Moscou, 4 de agosto de 1945. O capítulo europeu da Segunda Guerra havia acabado, Estados Unidos e União Soviética ponderavam sobre seu relacionamento futuro. Na embaixada americana, veio do grupo Organização Pioneira Jovem da União Soviética um belo gesto de amizade entre as duas superpotências.
Eles chegaram com um grande selo cerimonial dos Estados Unidos, esculpido a mão, e o deram de presente a Averell Harriman, o embaixador dos EUA. Mais tarde, o presente ficou conhecido simplesmente como "A Coisa".
Naturalmente, agentes americanos revistaram cuidadosamente o pesado ornamento de madeira em busca de grampos eletrônicos. Mas, sem fios nem baterias à mostra, que mal ele poderia fazer?
O embaixador Harriman deu à Coisa um lugar de destaque, pendurou-o na parede de seu escritório – e, de lá, ela captou suas conversas particulares durante os sete anos seguintes.
O que Harriman não poderia ter deduzido é que o dispositivo tinha sido construído por uma das mentes mais brilhantes do século 20. Leon Theremin já era famoso pela invenção de um revolucionário instrumento musical elétrico – batizado com seu sobrenome –, que produz som sem ser tocado.
O inventor morou nos EUA com sua esposa, Lavinia Williams, antes de retornar à União Soviética em 1938. Sua esposa disse mais tarde que ele havia sido sequestrado pelos soviéticos. Seja como for, Theremin foi prontamente enviado a um campo de prisioneiros, onde teria sido forçado a projetar, entre outros dispositivos de escuta, A Coisa.

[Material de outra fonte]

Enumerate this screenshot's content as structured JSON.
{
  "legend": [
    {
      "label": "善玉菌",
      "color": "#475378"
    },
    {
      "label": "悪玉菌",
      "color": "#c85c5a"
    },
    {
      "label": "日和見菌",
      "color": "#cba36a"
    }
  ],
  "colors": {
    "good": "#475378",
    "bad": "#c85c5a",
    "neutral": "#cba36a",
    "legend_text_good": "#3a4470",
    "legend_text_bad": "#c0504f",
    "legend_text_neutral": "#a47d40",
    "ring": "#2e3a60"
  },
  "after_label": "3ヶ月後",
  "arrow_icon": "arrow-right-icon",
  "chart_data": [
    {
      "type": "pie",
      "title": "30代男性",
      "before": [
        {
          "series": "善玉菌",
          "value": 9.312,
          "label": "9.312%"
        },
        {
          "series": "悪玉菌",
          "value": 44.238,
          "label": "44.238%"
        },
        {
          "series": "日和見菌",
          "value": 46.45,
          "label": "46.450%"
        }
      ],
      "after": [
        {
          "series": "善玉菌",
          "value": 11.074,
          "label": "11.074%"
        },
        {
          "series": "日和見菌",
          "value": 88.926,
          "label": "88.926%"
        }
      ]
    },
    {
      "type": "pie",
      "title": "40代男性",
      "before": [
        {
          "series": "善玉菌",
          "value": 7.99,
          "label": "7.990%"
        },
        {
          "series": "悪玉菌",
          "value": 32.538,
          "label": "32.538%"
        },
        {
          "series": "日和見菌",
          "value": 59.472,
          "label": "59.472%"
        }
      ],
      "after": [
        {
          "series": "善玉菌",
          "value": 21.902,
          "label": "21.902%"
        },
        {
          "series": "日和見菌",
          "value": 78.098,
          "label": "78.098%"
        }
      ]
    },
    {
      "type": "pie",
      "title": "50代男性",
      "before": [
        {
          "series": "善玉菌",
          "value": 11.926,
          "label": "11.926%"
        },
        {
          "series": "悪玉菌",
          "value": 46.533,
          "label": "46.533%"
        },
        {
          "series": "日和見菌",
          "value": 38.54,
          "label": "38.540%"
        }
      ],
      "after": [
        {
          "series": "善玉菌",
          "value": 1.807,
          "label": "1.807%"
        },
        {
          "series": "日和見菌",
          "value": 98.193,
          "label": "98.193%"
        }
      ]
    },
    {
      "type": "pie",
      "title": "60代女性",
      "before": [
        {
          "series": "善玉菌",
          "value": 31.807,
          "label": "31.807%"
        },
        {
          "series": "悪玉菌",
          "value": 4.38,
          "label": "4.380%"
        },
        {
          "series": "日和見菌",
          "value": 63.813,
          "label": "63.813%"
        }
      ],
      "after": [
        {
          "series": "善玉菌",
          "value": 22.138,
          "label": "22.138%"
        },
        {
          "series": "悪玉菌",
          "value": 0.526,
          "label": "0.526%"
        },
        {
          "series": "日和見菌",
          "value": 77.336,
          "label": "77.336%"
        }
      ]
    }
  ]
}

Fato é que um belo dia, operadores de rádio americanos se depararam com conversas do embaixador dos EUA sendo transmitidas pelas ondas radiofônicas. Mas eram transmissões invisíveis: a embaixada foi examinada de alto a baixo em busca de emissões de rádio e nenhuma escuta apareceu. O segredo ainda durou algum tempo.
O dispositivo de escuta estava dentro da Coisa – e era engenhosamente simples, pouco mais que uma antena presa a uma cavidade com um diafragma prateado sobre ela, servindo como um microfone. Não havia baterias ou qualquer outra fonte de energia. A Coisa não precisava disso.
Ele era ativado por ondas de rádio enviadas para a embaixada dos EUA pelos soviéticos. A Coisa usava a energia do sinal que entrava para fazer uma transmissão de volta. Quando o sinal externo era interrompido, A Coisa ficava em silêncio.
Assim como o instrumento musical sobrenatural de Theremin, A Coisa poderia parecer uma curiosidade tecnológica. Mas, a ideia de um dispositivo alimentado pela recepção de ondas de rádio e que envia informações em resposta, é muito mais do que isso.
A tag RFID – abreviação, do inglês, de "Identificação por Radiofrequência" – é onipresente na economia moderna. Meu passaporte tem um. Meu cartão de crédito também, que me permite pagar por itens pequenos simplesmente aproximando-o de um leitor de RFID. O princípio é o mesmo da Coisa de Theremin.
Livros da biblioteca geralmente têm etiquetas – e não apenas o RFID Essentials (Introdução à RFID, em tradução livre), um livro que usei nas pesquisas para esta reportagem. Companhias aéreas usam-nas cada vez mais para rastrear bagagens; varejistas, para evitar roubos.
Algumas etiquetas contêm uma fonte de energia, mas a maioria – como o dispositivo de Theremin – é alimentada remotamente por um sinal de entrada. Isso os torna baratos, e ser barato sempre foi um fator importante.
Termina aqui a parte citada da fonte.